Isn’t that incredible?! The caterpillar digests itself! It dissolves and digests who it once was. Only the imaginal discs survive. The imaginal discs being the building blocks for the the adult body it’s seeking to build. Not only this, but the imaginal discs use the substance of the dissolved former being to fuel the process of building the new form. I don’t know about you, but that speaks to me! It speaks loudly to me about where I’ve been and where I find myself now.
My friend, change is uncomfortable—even positive change. However, there is a difference between adjustment or course correction and absolute metamorphosis. So often we think of change or transition in such infantile terms. Just think of what a caterpillar goes through in order to emerge a butterfly. However, when children draw the process of a caterpillar becoming a butterfly, what they tend to do is keep drawing the exact same caterpillar and just draw wings on it. Sometimes we approach our own metamorphosis like that. We want the caterpillar of our lives/hearts/minds to remain exactly the same and for life to just come and deliver us some pretty wings. But that is nothing like what happens—with the butterfly nor with life. Transformation is never easy but keeping true to who you are means you need to know who that is in the first place. Then you can digest the rest with full confidence that your core identity or imaginal discs, will remain intact. I believe often God is saying He is not coming to put nice wings on the caterpillar of our old ways, thinking, systems and structures. He is going to do a whole new thing. Metamorphosis is gruelling and gruesome: it takes place in a dark and hidden place.
But…there is hope. You see, I thought I was dead and buried. I wasn’t. I was just wrapped up in a cocoon. Was everything dissolving? No, not everything. My imaginal discs, my core identity, survived. Do I look different now? Yes. Feel different? Yes. Operate differently? Yes. But is it better or worse? So much better.
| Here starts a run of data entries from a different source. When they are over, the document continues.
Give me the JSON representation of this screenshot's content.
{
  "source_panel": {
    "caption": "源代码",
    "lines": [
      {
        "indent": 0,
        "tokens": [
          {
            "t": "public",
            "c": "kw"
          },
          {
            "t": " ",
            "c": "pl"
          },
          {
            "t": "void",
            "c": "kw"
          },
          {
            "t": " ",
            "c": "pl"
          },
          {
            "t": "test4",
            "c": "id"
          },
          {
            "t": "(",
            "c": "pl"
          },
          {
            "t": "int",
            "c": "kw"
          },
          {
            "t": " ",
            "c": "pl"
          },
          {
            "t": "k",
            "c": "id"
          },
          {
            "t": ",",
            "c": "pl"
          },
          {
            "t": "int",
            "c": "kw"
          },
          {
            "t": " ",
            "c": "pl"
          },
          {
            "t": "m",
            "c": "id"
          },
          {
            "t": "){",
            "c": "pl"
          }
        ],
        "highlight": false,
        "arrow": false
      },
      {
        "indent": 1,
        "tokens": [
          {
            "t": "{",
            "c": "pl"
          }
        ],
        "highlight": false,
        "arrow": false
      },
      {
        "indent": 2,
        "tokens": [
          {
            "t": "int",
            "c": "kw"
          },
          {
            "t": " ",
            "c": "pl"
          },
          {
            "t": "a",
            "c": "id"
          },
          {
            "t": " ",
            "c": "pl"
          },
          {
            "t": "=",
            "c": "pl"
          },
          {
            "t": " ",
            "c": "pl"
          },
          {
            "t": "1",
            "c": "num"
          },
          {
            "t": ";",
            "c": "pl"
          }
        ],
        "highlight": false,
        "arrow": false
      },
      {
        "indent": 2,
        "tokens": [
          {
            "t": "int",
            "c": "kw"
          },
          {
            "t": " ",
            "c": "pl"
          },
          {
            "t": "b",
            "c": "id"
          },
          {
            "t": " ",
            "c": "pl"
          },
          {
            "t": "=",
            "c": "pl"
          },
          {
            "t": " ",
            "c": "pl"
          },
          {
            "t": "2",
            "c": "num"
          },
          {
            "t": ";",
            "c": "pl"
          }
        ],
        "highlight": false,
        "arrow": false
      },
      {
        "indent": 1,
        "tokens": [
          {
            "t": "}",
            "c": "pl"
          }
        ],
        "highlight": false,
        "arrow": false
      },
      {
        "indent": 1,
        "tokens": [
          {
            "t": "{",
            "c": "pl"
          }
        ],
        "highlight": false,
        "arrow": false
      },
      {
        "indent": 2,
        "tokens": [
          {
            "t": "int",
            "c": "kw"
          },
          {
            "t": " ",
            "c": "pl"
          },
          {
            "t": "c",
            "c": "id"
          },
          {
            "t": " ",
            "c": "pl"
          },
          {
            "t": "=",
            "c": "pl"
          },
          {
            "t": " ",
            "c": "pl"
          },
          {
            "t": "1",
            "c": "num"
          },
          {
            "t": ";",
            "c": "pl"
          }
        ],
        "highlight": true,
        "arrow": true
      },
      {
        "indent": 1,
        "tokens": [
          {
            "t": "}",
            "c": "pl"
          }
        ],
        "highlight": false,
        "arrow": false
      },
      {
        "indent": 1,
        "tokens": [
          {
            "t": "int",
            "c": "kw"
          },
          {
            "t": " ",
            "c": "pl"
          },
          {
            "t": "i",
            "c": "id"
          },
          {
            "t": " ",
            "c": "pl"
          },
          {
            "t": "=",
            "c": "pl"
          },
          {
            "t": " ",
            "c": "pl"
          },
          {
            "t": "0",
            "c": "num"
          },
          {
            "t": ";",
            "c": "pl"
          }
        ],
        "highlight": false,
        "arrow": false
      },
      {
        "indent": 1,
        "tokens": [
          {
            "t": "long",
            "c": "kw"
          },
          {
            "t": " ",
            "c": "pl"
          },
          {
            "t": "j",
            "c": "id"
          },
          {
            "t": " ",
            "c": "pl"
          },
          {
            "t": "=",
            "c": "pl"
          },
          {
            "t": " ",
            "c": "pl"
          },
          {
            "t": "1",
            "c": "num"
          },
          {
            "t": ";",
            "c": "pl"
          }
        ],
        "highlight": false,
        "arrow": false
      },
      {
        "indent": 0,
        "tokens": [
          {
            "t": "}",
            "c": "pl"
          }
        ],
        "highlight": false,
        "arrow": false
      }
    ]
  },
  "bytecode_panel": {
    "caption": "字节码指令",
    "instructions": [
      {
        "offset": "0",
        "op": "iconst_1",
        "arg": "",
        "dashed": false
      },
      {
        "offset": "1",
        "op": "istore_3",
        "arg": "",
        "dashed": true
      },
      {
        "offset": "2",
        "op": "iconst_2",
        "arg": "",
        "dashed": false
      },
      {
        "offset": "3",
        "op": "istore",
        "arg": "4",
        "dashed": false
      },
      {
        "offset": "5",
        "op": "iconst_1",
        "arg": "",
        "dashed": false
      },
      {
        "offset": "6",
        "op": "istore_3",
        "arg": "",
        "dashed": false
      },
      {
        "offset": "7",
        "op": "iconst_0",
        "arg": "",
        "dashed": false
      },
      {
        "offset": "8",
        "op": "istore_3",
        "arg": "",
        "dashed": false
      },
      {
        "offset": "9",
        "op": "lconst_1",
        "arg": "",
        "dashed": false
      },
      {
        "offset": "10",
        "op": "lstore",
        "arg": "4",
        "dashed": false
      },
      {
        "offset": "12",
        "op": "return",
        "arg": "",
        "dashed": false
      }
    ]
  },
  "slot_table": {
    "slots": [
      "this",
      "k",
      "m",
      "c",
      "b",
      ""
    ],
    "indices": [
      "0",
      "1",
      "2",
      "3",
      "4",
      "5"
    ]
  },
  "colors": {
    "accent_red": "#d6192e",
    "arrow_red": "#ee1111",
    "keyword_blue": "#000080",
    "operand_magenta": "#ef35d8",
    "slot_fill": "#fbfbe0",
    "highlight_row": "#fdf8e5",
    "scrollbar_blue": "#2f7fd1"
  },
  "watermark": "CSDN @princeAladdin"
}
Reflecting on all of this I see that it wasn’t one big thing that happened, but the cumulative weight of all of these things formed just the right amount of pressure to kick start a period of metamorphosis that I never anticipated. What I couldn’t see for the longest time, was that it wasn’t the end; in fact, it was a beginning.
So, my friend, if you are there, I’m hoping that these words will provide comfort and hope for your own process. If you can, lay down faster than I did, trust assuredly that you are journeying toward something good. Majesty is very much present and working. Also, be careful to discern the difference between isolating yourself and strategically hiding yourself, in a transparent blanket of solitude underpinned by a bedrock of prayer, protection and people who love you. I am getting used to my new normal—stability, choice, freedom to be. And it is wonderful.